In another aspect of the method, caps 64 of the tubes 26 may be stored in an interior 62 of a storage container 60. The caps 64 of the tubes 26 may be stored in the interior 62 of the storage container by placing the caps 64 on seats 78, where each seat 78 is aligned with the of tubes 26 of the tube rack 22. One may place the storage container 60 adjacent to the tube rack lid 30. One may also regulate the temperature of the storage module 10 by controlling at least one of a rate of flow and a temperature of a fluid flowing through a channel 100 of the base 14, and/or by inserting a temperature control medium 96 in a chamber 94 formed at the base.

In another aspect, a control 80 for the laboratory and/or liquid handler may be provided. The control 80 may include a controller 110A,110B with a processor and memory 112A,114A,112B,114B which may execute a computer program allowing the user the ability to associate data with a storage module described above and/or each individual tube stored in the storage module described above. The control 80 may include a controller 110A that is integral with the liquid handler 12, a control system 110B of the laboratory 82 or a network 116 in communication with the liquid handler controller 110A and/or laboratory control 110B. A user interface 118 may be provided to interface with the controller 110A of the liquid handler locally at the liquid handler 12, the control 110B of the laboratory facility 82 and/or the network 116 in communication with the liquid handler controller 110A and/or laboratory control 110B. The processor and the memory 112A,112B,114A,114B may be resident locally at the liquid handler 12, computer systems associated with the laboratory 82, or distributed via the network 116, including a cloud based system.

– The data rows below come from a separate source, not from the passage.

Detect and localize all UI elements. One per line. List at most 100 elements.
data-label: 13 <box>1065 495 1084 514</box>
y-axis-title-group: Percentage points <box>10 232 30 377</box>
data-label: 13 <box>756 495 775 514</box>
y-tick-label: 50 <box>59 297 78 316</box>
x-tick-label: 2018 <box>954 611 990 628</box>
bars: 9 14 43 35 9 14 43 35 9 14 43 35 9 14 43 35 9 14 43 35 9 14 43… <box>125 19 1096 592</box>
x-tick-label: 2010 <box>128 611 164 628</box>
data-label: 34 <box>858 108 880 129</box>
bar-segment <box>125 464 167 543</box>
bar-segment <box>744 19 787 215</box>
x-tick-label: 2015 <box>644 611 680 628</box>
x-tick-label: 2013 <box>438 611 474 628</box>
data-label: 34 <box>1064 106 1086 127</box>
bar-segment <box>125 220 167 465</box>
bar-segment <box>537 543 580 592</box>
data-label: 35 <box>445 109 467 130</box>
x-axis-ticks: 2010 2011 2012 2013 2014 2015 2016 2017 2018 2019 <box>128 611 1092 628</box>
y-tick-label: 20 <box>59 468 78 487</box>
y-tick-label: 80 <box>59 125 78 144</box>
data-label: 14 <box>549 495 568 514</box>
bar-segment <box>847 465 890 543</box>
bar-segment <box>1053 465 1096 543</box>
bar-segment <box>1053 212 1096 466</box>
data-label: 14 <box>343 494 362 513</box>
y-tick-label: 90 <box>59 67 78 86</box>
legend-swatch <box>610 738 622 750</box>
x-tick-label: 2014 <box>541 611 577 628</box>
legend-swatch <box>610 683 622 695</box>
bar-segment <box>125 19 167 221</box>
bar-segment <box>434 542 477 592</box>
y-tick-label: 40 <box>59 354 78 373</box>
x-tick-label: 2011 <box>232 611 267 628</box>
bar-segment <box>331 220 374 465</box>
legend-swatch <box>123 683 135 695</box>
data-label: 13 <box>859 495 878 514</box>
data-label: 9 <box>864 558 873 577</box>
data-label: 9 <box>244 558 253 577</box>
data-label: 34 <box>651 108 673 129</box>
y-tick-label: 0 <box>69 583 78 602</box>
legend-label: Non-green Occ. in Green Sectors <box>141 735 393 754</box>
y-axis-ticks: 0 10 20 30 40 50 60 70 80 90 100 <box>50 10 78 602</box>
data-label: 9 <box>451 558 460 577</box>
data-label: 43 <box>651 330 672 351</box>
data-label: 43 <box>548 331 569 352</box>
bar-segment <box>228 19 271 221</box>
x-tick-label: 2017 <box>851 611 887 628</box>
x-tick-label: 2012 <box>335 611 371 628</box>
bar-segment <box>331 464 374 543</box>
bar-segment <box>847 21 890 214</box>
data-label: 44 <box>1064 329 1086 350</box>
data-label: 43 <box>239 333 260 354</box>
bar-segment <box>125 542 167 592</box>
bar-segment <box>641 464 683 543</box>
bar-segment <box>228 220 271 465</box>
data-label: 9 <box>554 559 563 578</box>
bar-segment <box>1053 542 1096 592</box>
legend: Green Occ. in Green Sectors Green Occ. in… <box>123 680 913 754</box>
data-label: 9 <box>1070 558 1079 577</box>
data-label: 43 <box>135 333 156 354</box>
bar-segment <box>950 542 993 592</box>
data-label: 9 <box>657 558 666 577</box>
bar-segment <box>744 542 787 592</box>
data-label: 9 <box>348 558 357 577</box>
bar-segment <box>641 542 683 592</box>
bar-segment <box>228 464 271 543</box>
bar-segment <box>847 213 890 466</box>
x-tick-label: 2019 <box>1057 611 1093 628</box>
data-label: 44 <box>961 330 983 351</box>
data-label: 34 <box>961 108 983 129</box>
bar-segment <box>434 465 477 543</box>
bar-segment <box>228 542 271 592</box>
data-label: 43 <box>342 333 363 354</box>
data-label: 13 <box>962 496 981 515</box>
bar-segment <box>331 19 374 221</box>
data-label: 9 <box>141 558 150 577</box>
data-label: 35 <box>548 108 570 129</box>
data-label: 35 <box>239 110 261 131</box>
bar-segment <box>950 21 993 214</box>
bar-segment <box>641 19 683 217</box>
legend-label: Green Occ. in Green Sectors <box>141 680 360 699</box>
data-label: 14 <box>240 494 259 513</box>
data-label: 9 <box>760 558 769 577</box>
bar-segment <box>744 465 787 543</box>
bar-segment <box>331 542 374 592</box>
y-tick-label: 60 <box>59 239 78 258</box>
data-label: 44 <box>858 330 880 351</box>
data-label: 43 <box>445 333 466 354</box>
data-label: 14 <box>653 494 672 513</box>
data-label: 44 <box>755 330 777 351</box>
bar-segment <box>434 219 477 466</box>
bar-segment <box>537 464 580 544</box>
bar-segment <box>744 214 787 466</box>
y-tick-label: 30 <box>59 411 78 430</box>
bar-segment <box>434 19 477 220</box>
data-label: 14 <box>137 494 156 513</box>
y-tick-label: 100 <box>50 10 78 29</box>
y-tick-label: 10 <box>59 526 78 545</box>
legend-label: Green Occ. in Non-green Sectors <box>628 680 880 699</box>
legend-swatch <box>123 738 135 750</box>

The memory 114A,114B may include a database configured to store data structures that are associated together. The processor may executed instructions to allow the user to create, store and delete a plurality of definitions associated with storage modules 10 as described above. For instance, the computer program may allow the user to: (i) record the placement of particular reagent tubes in each storge module, (ii) name each reagent tube in the storage module, including associating a volume, a contents description, and/or an expiration date of each reagent placed inside a particular reagent tube of each storage module; (iii) create, store and delete a plurality of reagent mix definitions referencing the reagents previously defined within the storage module definitions; and/or (iv) upon user request, produce a list of commands to the liquid handler to cause the liquid handler to draw the reagents out of a plurality of storage modules and mix them in a sequence and proportions specified in the reagent mix definition.

Further embodiments can be envisioned by one of ordinary skill in the art after reading this disclosure. In other embodiments, combinations or sub-combinations of the above-disclosed invention can be advantageously made. The example arrangements of components are shown for purposes of illustration and it should be understood that combinations, additions, re-arrangements, and the like are contemplated in alternative embodiments of the present invention. Thus, various modifications and changes may be made thereunto without departing from the broader spirit and scope of the invention as set forth in the claims and that the invention is intended to cover all modifications and equivalents within the scope of the following claims.